Ecuadorian President Rafael Correa said that if Julian Assange were to be extradited to the United States, “there would be no guarantee of due process.”

Ecuador’s President fears Julian Assange would not get a fair trial in the United States and has insisted that Britain and Sweden guarantee that they will not extradite the WikiLeaks founder.

Julian Assange took shelter in Ecuador’s London embassy after exhausting all appeals against his extradition to Sweden for questioning on sex crime allegations, and Quito later granted him asylum, sparking a diplomatic row.

The WikiLeaks founder has said he fears Sweden intends to hand him over to the United States, where he could face prosecution over his part in the leaking of hundreds of thousands of secret battlefield reports and embassy cables.

Ecuadorian President Rafael Correa yesterday said in an interview with state-run television that if Julian Assange were to be extradited to the United States, “there would be no guarantee of due process.”

“What we want is to insure a fair trial and the right to life for Mr.
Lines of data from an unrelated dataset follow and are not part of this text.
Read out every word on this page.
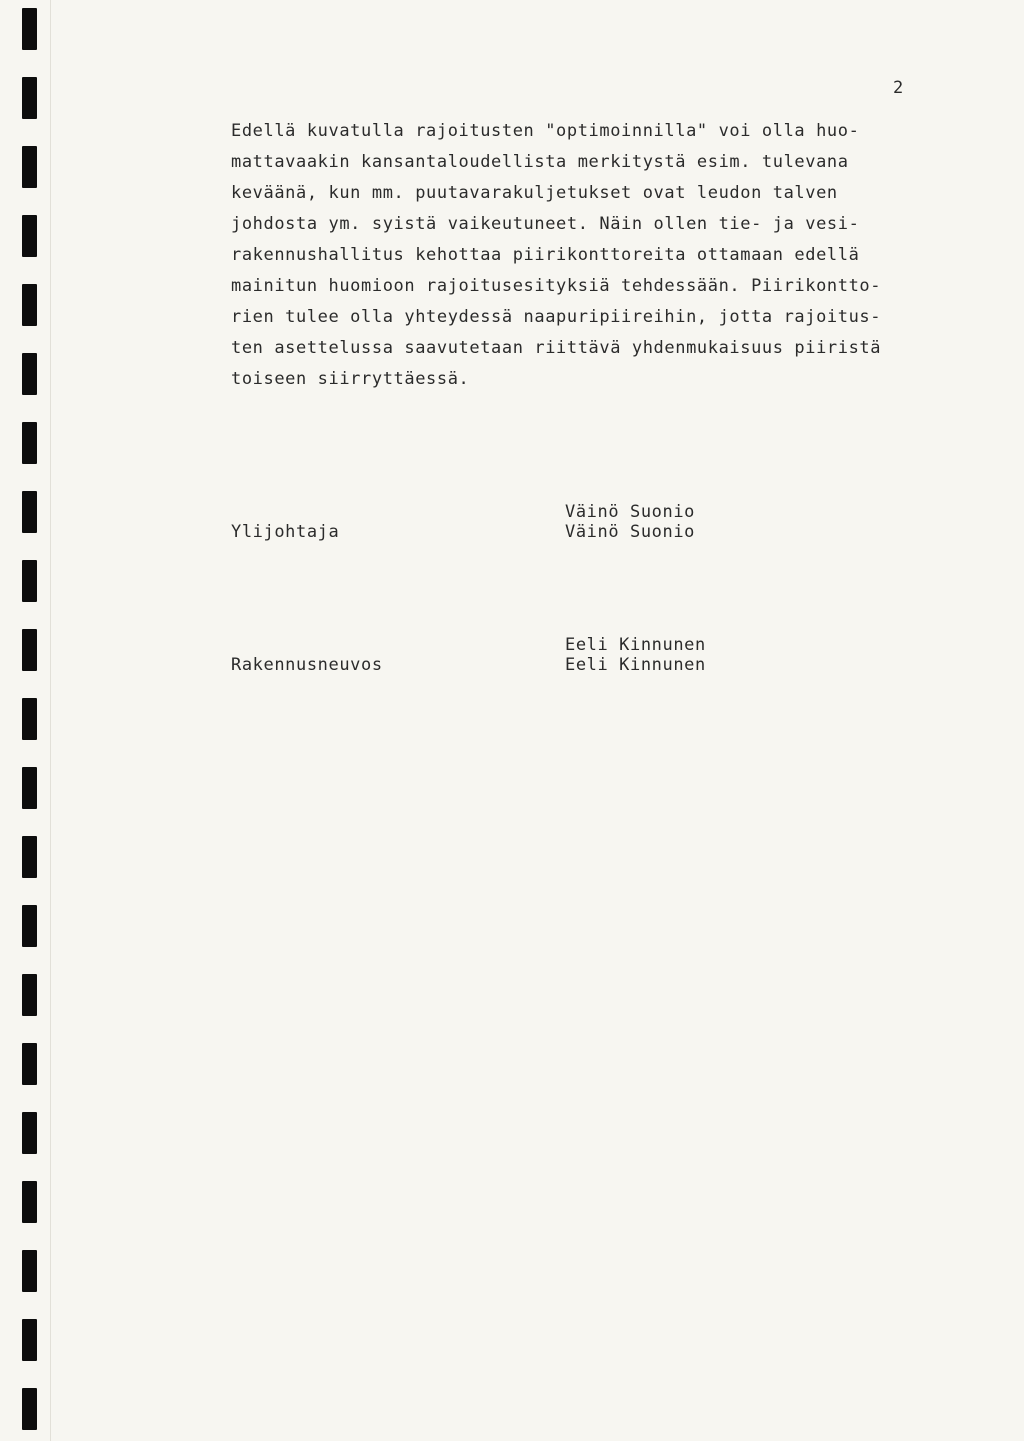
2
Edellä kuvatulla rajoitusten "optimoinnilla" voi olla huo-
mattavaakin kansantaloudellista merkitystä esim. tulevana
keväänä, kun mm. puutavarakuljetukset ovat leudon talven
johdosta ym. syistä vaikeutuneet. Näin ollen tie- ja vesi-
rakennushallitus kehottaa piirikonttoreita ottamaan edellä
mainitun huomioon rajoitusesityksiä tehdessään. Piirikontto-
rien tulee olla yhteydessä naapuripiireihin, jotta rajoitus-
ten asettelussa saavutetaan riittävä yhdenmukaisuus piiristä
toiseen siirryttäessä.
Ylijohtaja
Väinö Suonio
Väinö Suonio
Rakennusneuvos
Eeli Kinnunen
Eeli Kinnunen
Assange, but there are clear and serious indications of political persecution,” he said.

The 41-year-old Australian former hacker has denied the sex crime allegations and accused Washington of carrying out a “witch hunt” aimed at silencing critics of its policies.

Julian Assange yesterday accused Sweden of “consigning neutrality to the dustbin of history” by taking part in the NATO-led war in Afghanistan and backing last year’s no-fly zone in Libya, which helped rebels topple Muammar Gaddafi.

His remarks were carried in Spanish by Ecuadorian state television, which interviewed him inside the London embassy.

The United States called WikiLeaks a national security threat following its release of thousands of war reports from Iraq and Afghanistan as well as a trove of often-embarrassing classified State Department cables in 2010.

Rafael Correa said there were three ways to resolve the diplomatic impasse with London: either both Britain and Sweden could guarantee that Julian Assange won’t be sent to a third country and Swedish prosecutors could question him in the Ecuadoran embassy, or British authorities could allow him to leave without arresting him.